Buffy scowled. “We agreed to move a small group to the holding pens closer to town so the ride won’t be so long and the buffalo will be close to the road.”
“Good. That’s settled then. You draw some tourists, right?”
Buffy nodded. “We do.”
“Do you have any pamphlets we could spread around to advertise the buffalo?”
“We’ve got something.” Wyatt caught Buffy’s arm and added, “Come on, kids. The parson’s getting read to start.”
The twins and Sally whined and said a lot of good-byes to Jeanie without so much as looking Michael’s way. His own daughter had walked right past him and had no idea who he was. It was like taking a knife to the heart. And it was a knife thrust by his own hand. His choices, his selfishness had led him to this pain.
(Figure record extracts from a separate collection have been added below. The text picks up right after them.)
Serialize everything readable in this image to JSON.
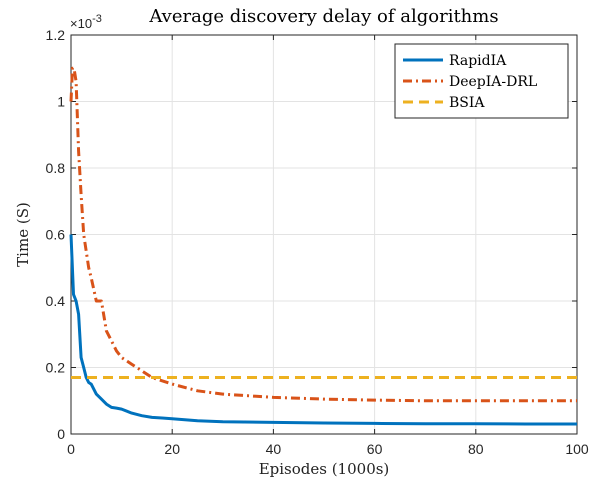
{
  "chart_data": {
    "type": "line",
    "title": "Average discovery delay of algorithms",
    "xlabel": "Episodes (1000s)",
    "ylabel": "Time (S)",
    "y_scale_note": "×10",
    "y_scale_exponent": "-3",
    "xlim": [
      0,
      100
    ],
    "ylim": [
      0,
      1.2
    ],
    "xticks": [
      0,
      20,
      40,
      60,
      80,
      100
    ],
    "xtick_labels": [
      "0",
      "20",
      "40",
      "60",
      "80",
      "100"
    ],
    "yticks": [
      0,
      0.2,
      0.4,
      0.6,
      0.8,
      1.0,
      1.2
    ],
    "ytick_labels": [
      "0",
      "0.2",
      "0.4",
      "0.6",
      "0.8",
      "1",
      "1.2"
    ],
    "grid": true,
    "legend_position": "top-right",
    "series": [
      {
        "name": "RapidIA",
        "color": "#0072BD",
        "style": "solid",
        "x": [
          0,
          0.5,
          1,
          1.5,
          2,
          2.5,
          3,
          3.5,
          4,
          5,
          6,
          7,
          8,
          9,
          10,
          12,
          14,
          16,
          18,
          20,
          25,
          30,
          40,
          50,
          60,
          70,
          80,
          90,
          100
        ],
        "y": [
          0.6,
          0.42,
          0.4,
          0.36,
          0.23,
          0.2,
          0.17,
          0.155,
          0.15,
          0.12,
          0.105,
          0.09,
          0.08,
          0.078,
          0.075,
          0.063,
          0.055,
          0.05,
          0.048,
          0.046,
          0.04,
          0.037,
          0.035,
          0.033,
          0.032,
          0.031,
          0.031,
          0.03,
          0.03
        ]
      },
      {
        "name": "DeepIA-DRL",
        "color": "#D95319",
        "style": "dash-dot",
        "x": [
          0,
          0.3,
          0.6,
          1,
          1.5,
          2,
          2.5,
          3,
          3.5,
          4,
          5,
          6,
          7,
          8,
          9,
          10,
          12,
          14,
          16,
          18,
          20,
          25,
          30,
          40,
          50,
          60,
          70,
          80,
          90,
          100
        ],
        "y": [
          1.0,
          1.1,
          1.1,
          1.06,
          0.85,
          0.72,
          0.6,
          0.55,
          0.5,
          0.47,
          0.4,
          0.4,
          0.31,
          0.28,
          0.25,
          0.23,
          0.21,
          0.19,
          0.17,
          0.16,
          0.15,
          0.13,
          0.12,
          0.11,
          0.105,
          0.102,
          0.1,
          0.1,
          0.1,
          0.1
        ]
      },
      {
        "name": "BSIA",
        "color": "#EDB120",
        "style": "dashed",
        "x": [
          0,
          100
        ],
        "y": [
          0.17,
          0.17
        ]
      }
    ]
  }
}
He felt a hand on his elbow and looked up. Jeanie’s sympathy was plain to see. She knew how he felt. Their eyes held.
What was it she’d said? “God has forgiven me for that, but I’ll never forgive myself.” The difference was he’d brought her to the point where she’d abandoned Sally. Whatever forgiveness she needed, he needed a hundred times more.
She tugged on his arm and led him into a pew near the back of the hundred-year-old church. Then she went up front to the piano and accompanied the organist.
Michael felt abandoned though he was fiercely proud of how well Jeanie played.
The Shaws were sitting about five rows ahead. Michael could watch Sally whisper to her father—Wyatt Shaw, not Michael—with adoring eyes. That was what he’d thrown away.
His eyes burned, but he refused to let the tears fall. Instead, they stayed inside, cutting his heart like acid rain.
Michael deserved whatever he got.
Even so, Jeanie felt an almost compulsive need to protect Michael from Buffy, which was stupid, but she couldn’t help herself. She prayed for this “talk” as she played the hymns.